Smoke rises during Israeli ground operation in Khan Younis, as seen from a tent camp sheltering displaced Palestinians in Rafah.
  • Source added that second camp will be followed by a field hospital in Rafah and another camp north of Deir Al-Balah in central Gaza Strip

CAIRO: Egypt has begun setting up a second camp for the displaced in Khan Yunis, in the south of the Gaza Strip, with a capacity of 400 tents, accommodating about 4,000 people, and equipped with electricity and toilets, a source told Al-Qahera News TV channel on Saturday.

The source added that the second camp will be followed by a field hospital in the Palestinian city of Rafah and another camp north of Deir Al-Balah in the central Gaza Strip.

Egypt will also set up two aid distribution centers in Rafah, which is now home to a large number of displaced Palestinians.

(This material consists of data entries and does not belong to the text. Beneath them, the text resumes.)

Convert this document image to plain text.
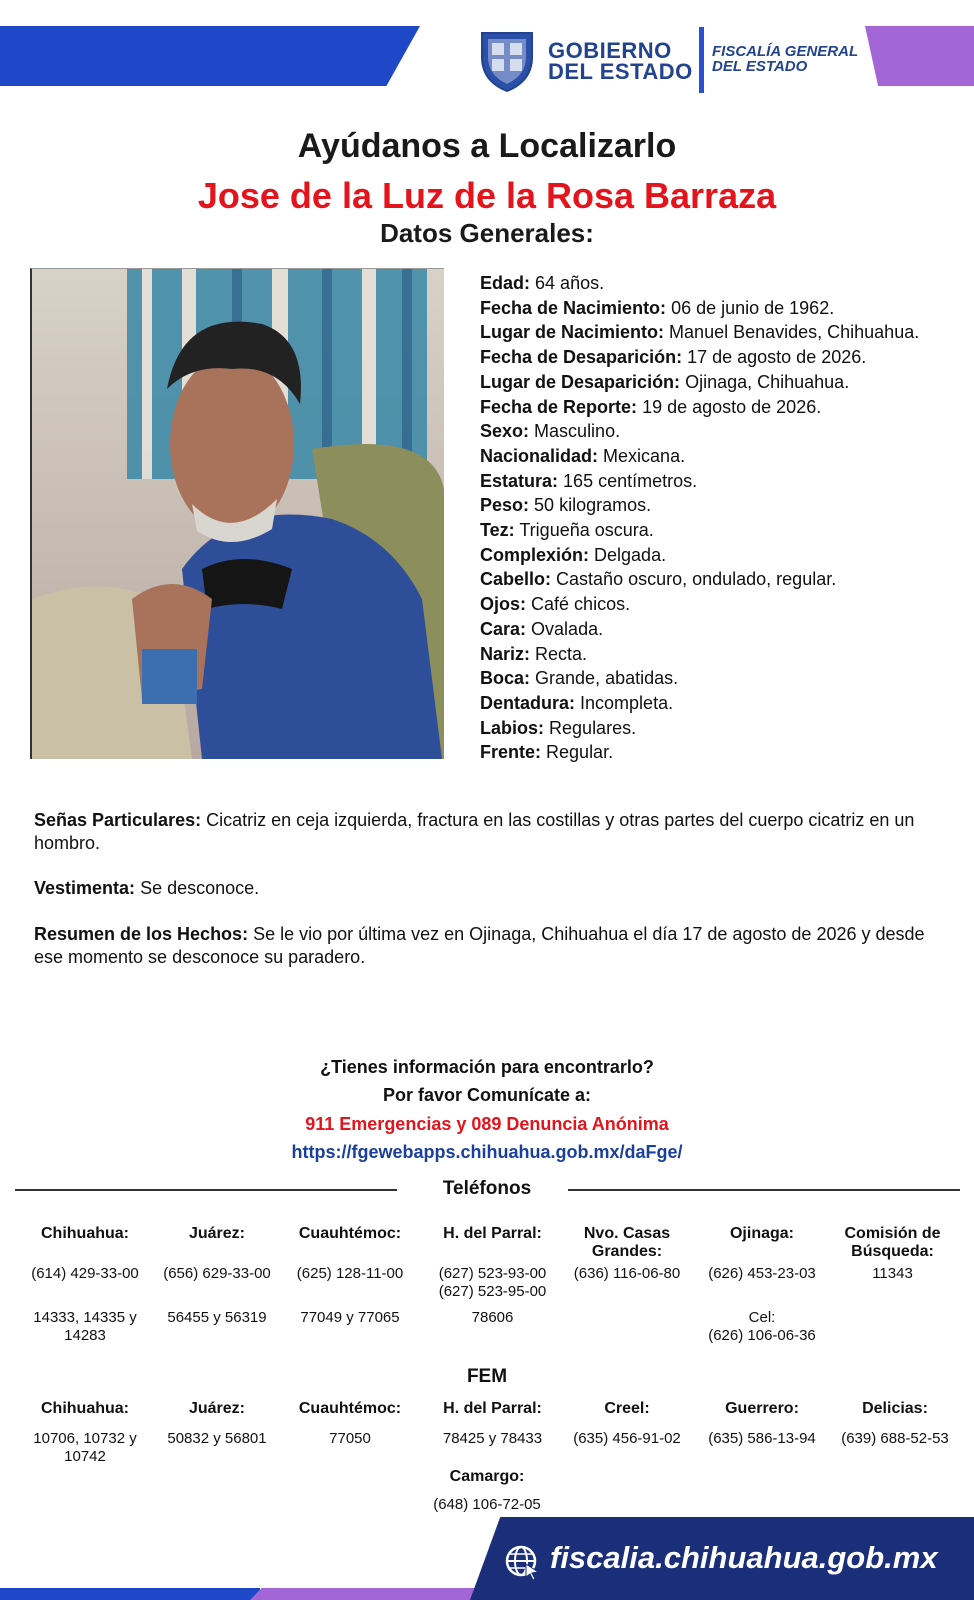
GOBIERNO
DEL ESTADO
FISCALÍA GENERAL
DEL ESTADO
Ayúdanos a Localizarlo
Jose de la Luz de la Rosa Barraza
Datos Generales:
Edad: 64 años.
Fecha de Nacimiento: 06 de junio de 1962.
Lugar de Nacimiento: Manuel Benavides, Chihuahua.
Fecha de Desaparición: 17 de agosto de 2026.
Lugar de Desaparición: Ojinaga, Chihuahua.
Fecha de Reporte: 19 de agosto de 2026.
Sexo: Masculino.
Nacionalidad: Mexicana.
Estatura: 165 centímetros.
Peso: 50 kilogramos.
Tez: Trigueña oscura.
Complexión: Delgada.
Cabello: Castaño oscuro, ondulado, regular.
Ojos: Café chicos.
Cara: Ovalada.
Nariz: Recta.
Boca: Grande, abatidas.
Dentadura: Incompleta.
Labios: Regulares.
Frente: Regular.
Señas Particulares: Cicatriz en ceja izquierda, fractura en las costillas y otras partes del cuerpo cicatriz en un hombro.
Vestimenta: Se desconoce.
Resumen de los Hechos: Se le vio por última vez en Ojinaga, Chihuahua el día 17 de agosto de 2026 y desde ese momento se desconoce su paradero.
¿Tienes información para encontrarlo?
Por favor Comunícate a:
911 Emergencias y 089 Denuncia Anónima
https://fgewebapps.chihuahua.gob.mx/daFge/
Teléfonos
Chihuahua:
(614) 429-33-00
14333, 14335 y 14283
Juárez:
(656) 629-33-00
56455 y 56319
Cuauhtémoc:
(625) 128-11-00
77049 y 77065
H. del Parral:
(627) 523-93-00
(627) 523-95-00
78606
Nvo. Casas Grandes:
(636) 116-06-80
Ojinaga:
(626) 453-23-03
Cel:
(626) 106-06-36
Comisión de Búsqueda:
11343
FEM
Chihuahua:
10706, 10732 y 10742
Juárez:
50832 y 56801
Cuauhtémoc:
77050
H. del Parral:
78425 y 78433
Creel:
(635) 456-91-02
Guerrero:
(635) 586-13-94
Delicias:
(639) 688-52-53
Camargo:
(648) 106-72-05
fiscalia.chihuahua.gob.mx
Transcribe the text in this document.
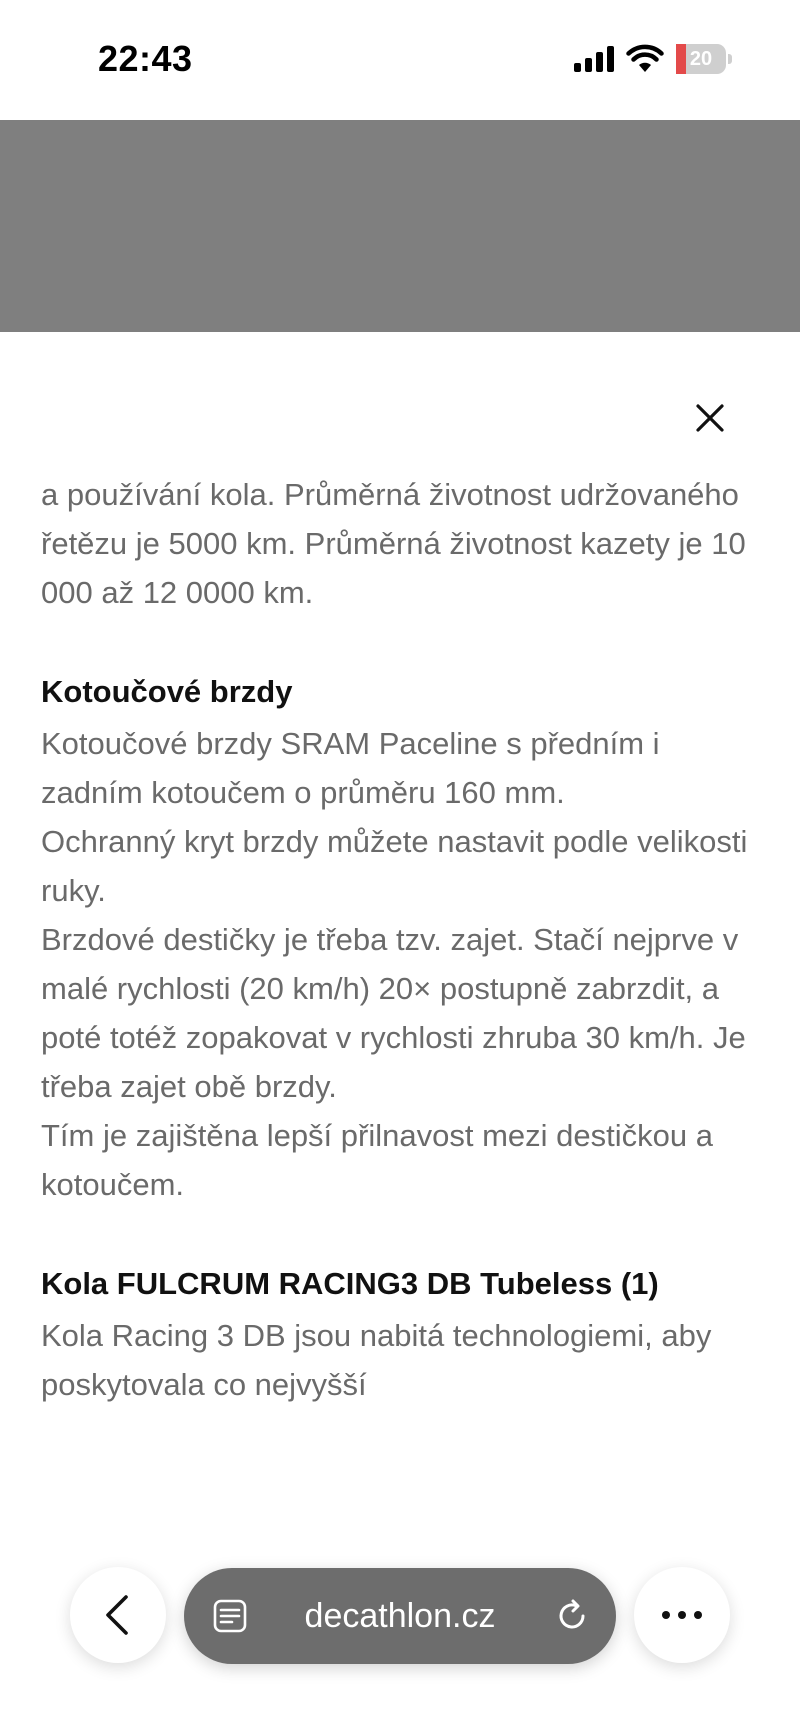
22:43	20

a používání kola. Průměrná životnost udržovaného řetězu je 5000 km. Průměrná životnost kazety je 10 000 až 12 0000 km.

Kotoučové brzdy

Kotoučové brzdy SRAM Paceline s předním i zadním kotoučem o průměru 160 mm.

Ochranný kryt brzdy můžete nastavit podle velikosti ruky.

Brzdové destičky je třeba tzv. zajet. Stačí nejprve v malé rychlosti (20 km/h) 20× postupně zabrzdit, a poté totéž zopakovat v rychlosti zhruba 30 km/h. Je třeba zajet obě brzdy.

Tím je zajištěna lepší přilnavost mezi destičkou a kotoučem.

Kola FULCRUM RACING3 DB Tubeless (1)

Kola Racing 3 DB jsou nabitá technologiemi, aby poskytovala co nejvyšší

decathlon.cz
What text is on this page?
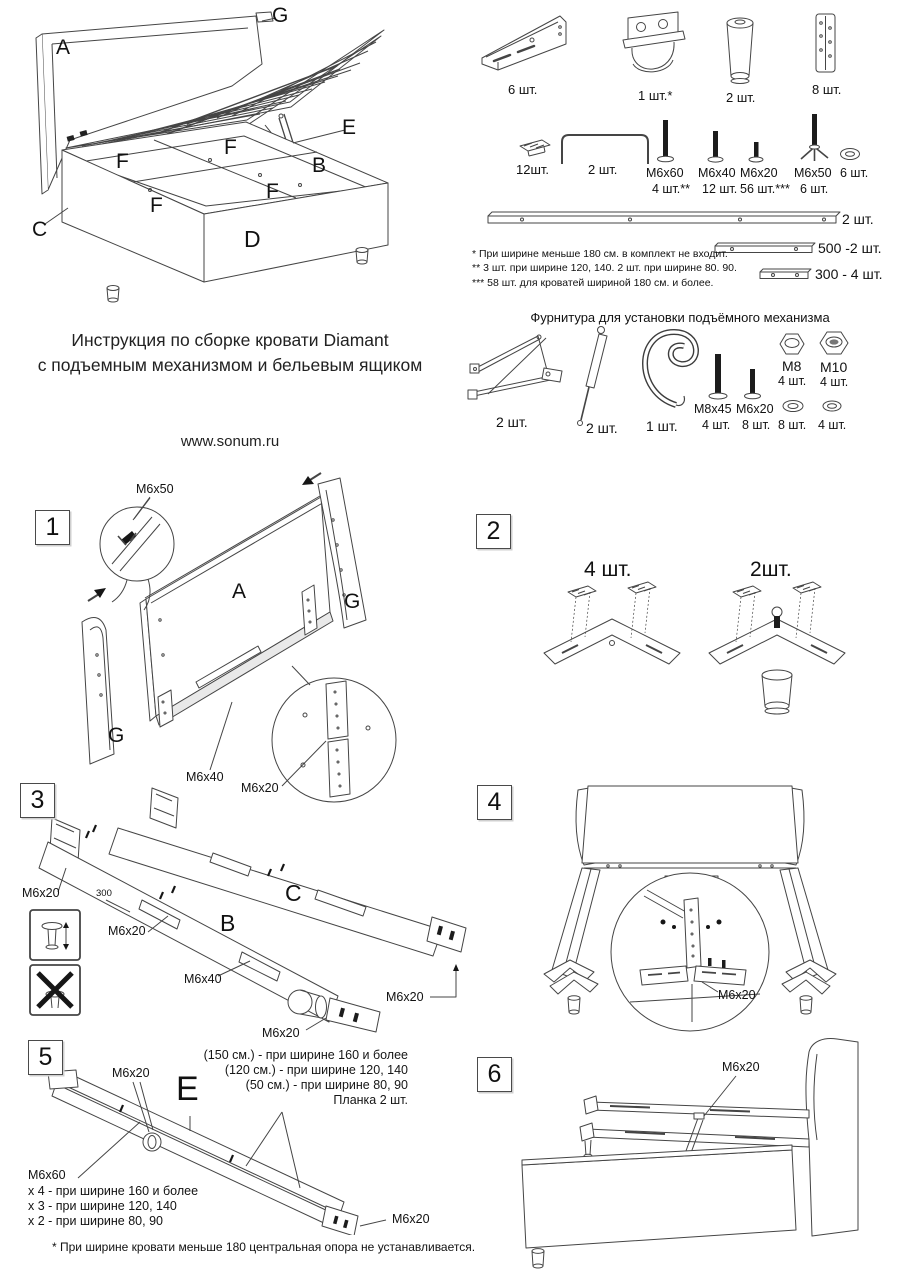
A
G
E
F
F
F
F
B
C	D
Инструкция по сборке кровати Diamant
с подъемным механизмом и бельевым ящиком
www.sonum.ru
6 шт.	1 шт.*	2 шт.
8 шт.
12шт.	2 шт. M6x60
4 шт.**
M6x40
12 шт.
M6x20
56 шт.***
M6x50
6 шт.
6 шт.
2 шт.
500 -2 шт.
300 - 4 шт.
* При ширине меньше 180 см. в комплект не входит.
** 3 шт. при ширине 120, 140. 2 шт. при ширине 80. 90.
*** 58 шт. для кроватей шириной 180 см. и более.
Фурнитура для установки подъёмного механизма
2 шт.	2 шт. 1 шт.
M8x45
4 шт.
M6x20
8 шт.
M8
4 шт.
M10
4 шт.
8 шт. 4 шт.
1
M6x50
A	G
G
M6x40
M6x20
2
4 шт.	2шт.
3
M6x20	300
M6x20	B
C
M6x40
M6x20
M6x20
4
M6x20
5
M6x20 E
(150 см.) - при ширине 160 и более
(120 см.) - при ширине 120, 140
(50 см.) - при ширине 80, 90
Планка 2 шт.
M6x60
x 4 - при ширине 160 и более
x 3 - при ширине 120, 140
x 2 - при ширине 80, 90	M6x20
6	M6x20
* При ширине кровати меньше 180 центральная опора не устанавливается.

A source indicated that the second camp will be completed at the end of this week, adding that the it comes within the framework of Egypt’s efforts to alleviate the suffering of the Palestinian people.

Meanwhile, the Egyptian Red Crescent, in cooperation with the Palestinian Red Crescent, continues with its work to set up a second camp for displaced in Khan Yunis.

The Palestine Red Crescent wrote on X on Sunday: “The Palestine Red Crescent teams, in partnership with the Egyptian Red Crescent, have completed the second phase of the Egyptian Camp for housing displaced people in the Mawasi area of Khan Yunis.

“A total of 139 tents were set up, accommodating 139 families,” the Palestine Red Crescent added.